Hunt fell back on centuries of training to keep the shock off his face. Black salts were used for summoning demons directly—bypassing the Northern Rift entirely—or for various dark spellwork. A salt that went beyond black, a salt like the obsidian … It could summon something big.

Hel was severed from them by time and space, but still accessible through the twin sealed portals at the north and south poles—the Northern Rift and the Southern Rift, respectively. Or by idiots who tried to summon demons through salts of varying powers.

A lot of fucked-up shit, Hunt had always thought. The benefit of using salts, at least, was that only one demon could be summoned at a time. Though if things went badly, the summoner could wind up dead. And a demon could wind up stuck in Midgard, hungry.

It was why the creeps existed in their world at all: most had been hunted after those long-ago wars between realms, but every so often, demons got loose. Reproduced, usually by force.

The result of those horrible unions: the daemonaki. Most walking the streets were diluted, weaker incarnations and hybrids of the purebred demons in Hel. Many were pariahs, through no fault of their own beyond genetics, and they usually worked hard to integrate into the Republic. But the lowest-level purebred demon fresh out of Hel could bring an entire city to a standstill as it went on a rampage. And for centuries now, Hunt had been tasked with tracking them down.

This satyr had to be a big-time dealer then, if he peddled obsidian salt.

Bryce took a step toward the satyr.
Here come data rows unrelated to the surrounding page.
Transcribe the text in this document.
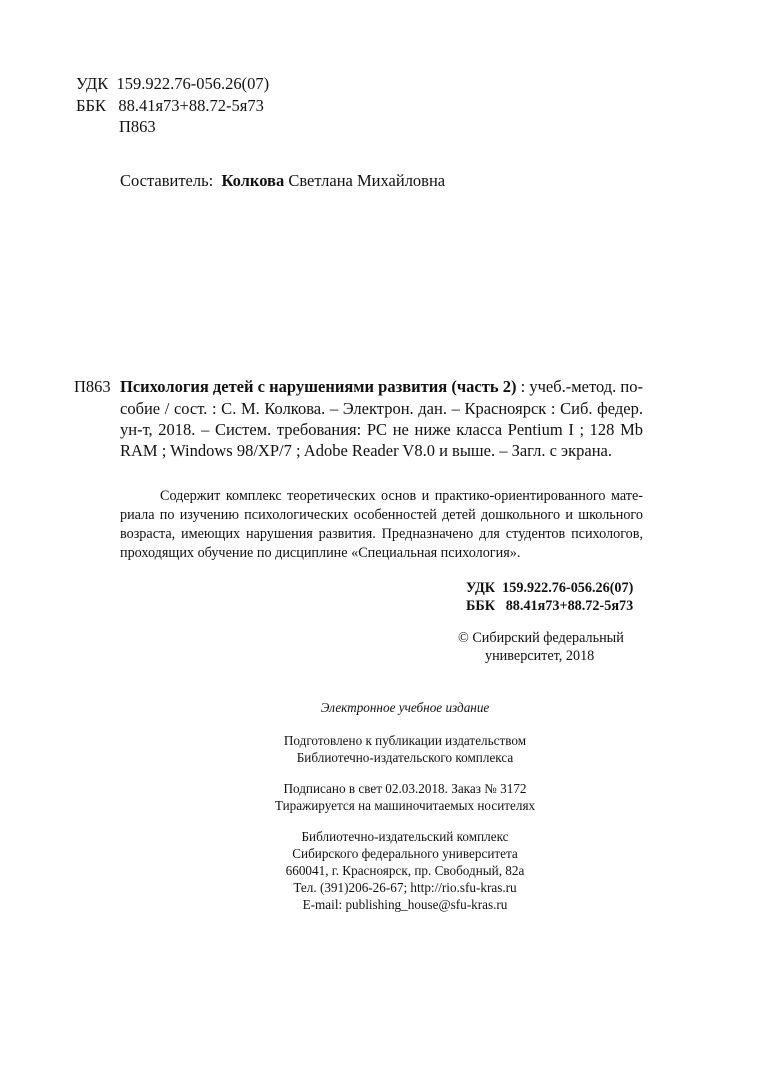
УДК 159.922.76-056.26(07)
ББК 88.41я73+88.72-5я73
П863
Составитель: Колкова Светлана Михайловна
П863 Психология детей с нарушениями развития (часть 2) : учеб.-метод. по-
собие / сост. : С. М. Колкова. – Электрон. дан. – Красноярск : Сиб. федер.
ун-т, 2018. – Систем. требования: PC не ниже класса Pentium I ; 128 Mb
RAM ; Windows 98/XP/7 ; Adobe Reader V8.0 и выше. – Загл. с экрана.
Содержит комплекс теоретических основ и практико-ориентированного мате-
риала по изучению психологических особенностей детей дошкольного и школьного
возраста, имеющих нарушения развития. Предназначено для студентов психологов,
проходящих обучение по дисциплине «Специальная психология».
УДК 159.922.76-056.26(07)
ББК 88.41я73+88.72-5я73
© Сибирский федеральный
университет, 2018
Электронное учебное издание
Подготовлено к публикации издательством
Библиотечно-издательского комплекса
Подписано в свет 02.03.2018. Заказ № 3172
Тиражируется на машиночитаемых носителях
Библиотечно-издательский комплекс
Сибирского федерального университета
660041, г. Красноярск, пр. Свободный, 82а
Тел. (391)206-26-67; http://rio.sfu-kras.ru
E-mail: publishing_house@sfu-kras.ru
The male retreated. Her amber eyes gleamed with feral amusement, no doubt from her Fae side. A far cry from the party girl getting her nails done.

Hunt tensed. She couldn’t be that foolish, could she? To show him that she knew how to and could easily acquire the same type of salt that had probably been used to summon the demon that killed Tertian and Danika? Another tally scratched itself into the Suspect column in his mind.

Bryce shrugged with one shoulder. “I could call your queen. See what she makes of it.”

“You—you don’t have the rank to summon her.”

“No,” Bryce said, “I don’t. But I bet if I go down to the main floor and start screaming for the Viper Queen, she’ll drag herself out of that fighting pit to see what the fuss is about.”

Burning Solas, she was serious, wasn’t she?

Sweat beaded the satyr’s brow. “Obsidian’s too dangerous. I can’t in good conscience sell it.”

Bryce crooned, “Did you say that when you sold it to Philip Briggs for his bombs?”

Hunt stilled, and the male went a sickly white. He glanced to Hunt, noting the tattoo across his brow, the armor he wore. “I don’t know what you’re talking about. I—I was cleared by the investigators. I never sold Briggs anything.”